Passano i giorni ma del bambino assassinato non si sa ancora nulla. Una pista ci sarebbe pure: una bolletta del telefono trovata per caso nel bosco; forse un dettaglio insignificante, probabilmente lo è, ma è l’unico appiglio. Piove su Firenze, piove a dirotto, l’Arno comincia a correre rapido sotto i ponti, gonfio e scuro come non si era mai visto. A pag. 161, il disastro. Nel racconto preciso, nitido, magistrale dell’autore – la naturalezza con la quale Vichi ricostruisce la Firenze di quei giorni lo fa sembrare uno scrittore contemporaneo ai fatti accaduti – le strade sommerse dal fango, le auto accatastate una sull’altra, la gente sui tetti, volontari giunti da ogni luogo tentano di salvare il possibile.
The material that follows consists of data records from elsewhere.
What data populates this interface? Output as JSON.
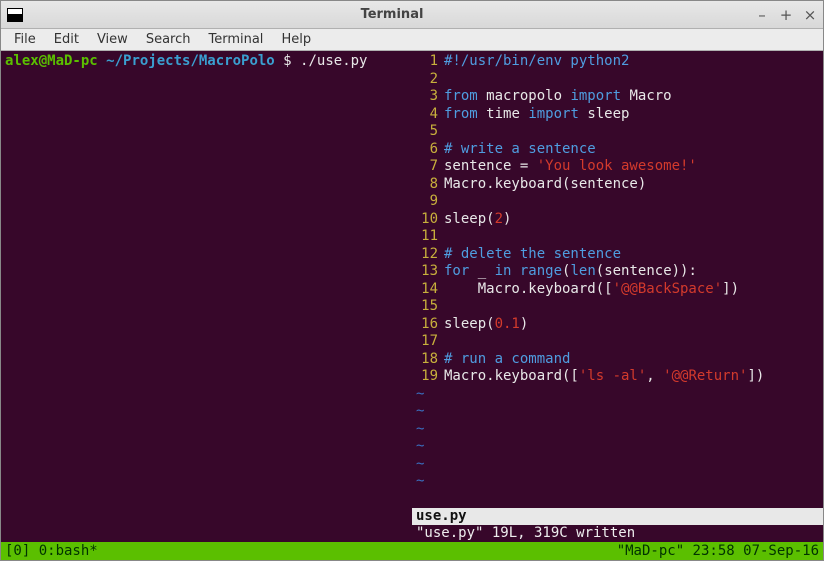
{
  "window": {
    "title": "Terminal",
    "minimize": "–",
    "maximize": "+",
    "close": "×"
  },
  "menubar": {
    "items": [
      "File",
      "Edit",
      "View",
      "Search",
      "Terminal",
      "Help"
    ]
  },
  "left_prompt": {
    "user": "alex@MaD-pc",
    "path": "~/Projects/MacroPolo",
    "symbol": "$",
    "command": "./use.py"
  },
  "editor": {
    "filename": "use.py",
    "status": "\"use.py\" 19L, 319C written",
    "tilde_rows": 6,
    "lines": [
      [
        {
          "t": "#!/usr/bin/env python2",
          "c": "sh"
        }
      ],
      [],
      [
        {
          "t": "from ",
          "c": "kw"
        },
        {
          "t": "macropolo ",
          "c": "id"
        },
        {
          "t": "import ",
          "c": "kw"
        },
        {
          "t": "Macro",
          "c": "id"
        }
      ],
      [
        {
          "t": "from ",
          "c": "kw"
        },
        {
          "t": "time ",
          "c": "id"
        },
        {
          "t": "import ",
          "c": "kw"
        },
        {
          "t": "sleep",
          "c": "id"
        }
      ],
      [],
      [
        {
          "t": "# write a sentence",
          "c": "sh"
        }
      ],
      [
        {
          "t": "sentence ",
          "c": "id"
        },
        {
          "t": "= ",
          "c": "punct"
        },
        {
          "t": "'You look awesome!'",
          "c": "str"
        }
      ],
      [
        {
          "t": "Macro.keyboard(sentence)",
          "c": "id"
        }
      ],
      [],
      [
        {
          "t": "sleep(",
          "c": "id"
        },
        {
          "t": "2",
          "c": "num"
        },
        {
          "t": ")",
          "c": "id"
        }
      ],
      [],
      [
        {
          "t": "# delete the sentence",
          "c": "sh"
        }
      ],
      [
        {
          "t": "for ",
          "c": "kw"
        },
        {
          "t": "_ ",
          "c": "id"
        },
        {
          "t": "in ",
          "c": "kw"
        },
        {
          "t": "range",
          "c": "fn"
        },
        {
          "t": "(",
          "c": "punct"
        },
        {
          "t": "len",
          "c": "fn"
        },
        {
          "t": "(sentence)):",
          "c": "id"
        }
      ],
      [
        {
          "t": "    Macro.keyboard([",
          "c": "id"
        },
        {
          "t": "'@@BackSpace'",
          "c": "str"
        },
        {
          "t": "])",
          "c": "id"
        }
      ],
      [],
      [
        {
          "t": "sleep(",
          "c": "id"
        },
        {
          "t": "0.1",
          "c": "num"
        },
        {
          "t": ")",
          "c": "id"
        }
      ],
      [],
      [
        {
          "t": "# run a command",
          "c": "sh"
        }
      ],
      [
        {
          "t": "Macro.keyboard([",
          "c": "id"
        },
        {
          "t": "'ls -al'",
          "c": "str"
        },
        {
          "t": ", ",
          "c": "punct"
        },
        {
          "t": "'@@Return'",
          "c": "str"
        },
        {
          "t": "])",
          "c": "id"
        }
      ]
    ]
  },
  "tmux": {
    "left": "[0] 0:bash*",
    "right": "\"MaD-pc\" 23:58 07-Sep-16"
  }
}
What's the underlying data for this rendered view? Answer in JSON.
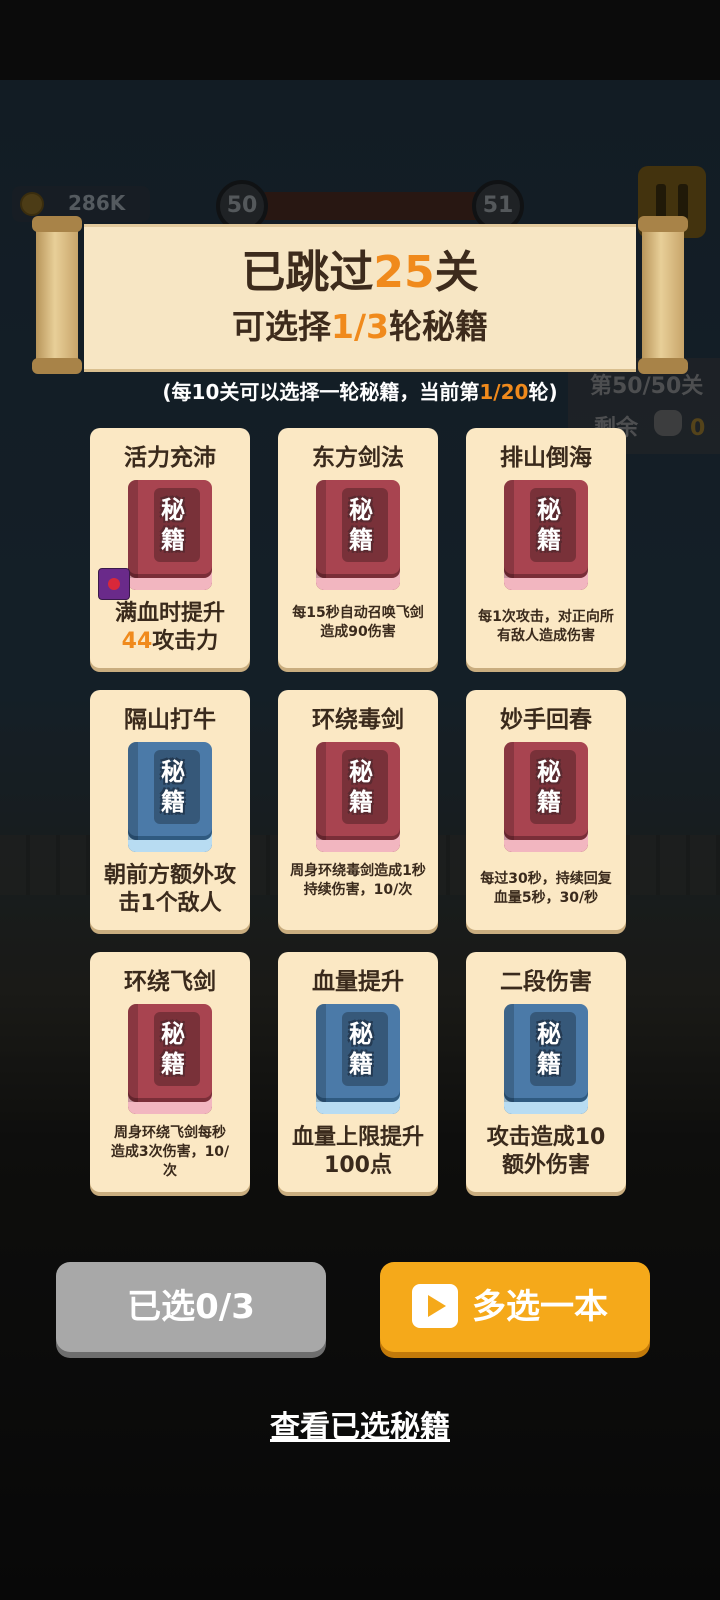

Tra le pagine dedicate all’alluvione troviamo brandelli del testo di “Ma che colpa abbiamo noi” una vecchia canzone dei Rokes, simbolo di una rivoluzione che due anni dopo avremmo chiamato “Il Sessantotto”. Vichi si incunea nei sentimenti e nel costume del tempo, è bravissimo nel riprodurre l’atmosfera di un’Italia sospesa tra il ricordo della guerra e l’illusione di un’emancipazione che stenta a realizzarsi. Vichi sa scrivere, la sua prosa non è un vuoto esercizio di stile come quello di certi autori da premio Strega, le sue trame sono cariche di pathos e di autenticità, Vichi sa trascinare il lettore nella storia In mezzo a piazza Santa Croce l’enorme Dante di marmo osservava schifato la melma puzzolente che stagnava ai suoi divini piedi, e i suoi occhi sdegnati sembravano brillare di una luce cattiva. La tempesta, poi il sereno. E l’indagine sull’omicidio del bambino? Sembra essersi smarrita tra i detriti dell’alluvione; Bordelli brancola nel buio, come Firenze in quella notte infernale di fango e distruzione. Al commissario non resta allora che la traccia iniziale, la bolletta della Sip trovata nel bosco, e sperare che quel foglietto di carta sia per davvero “il filo di Arianna” che lo porti fuori dal labirinto.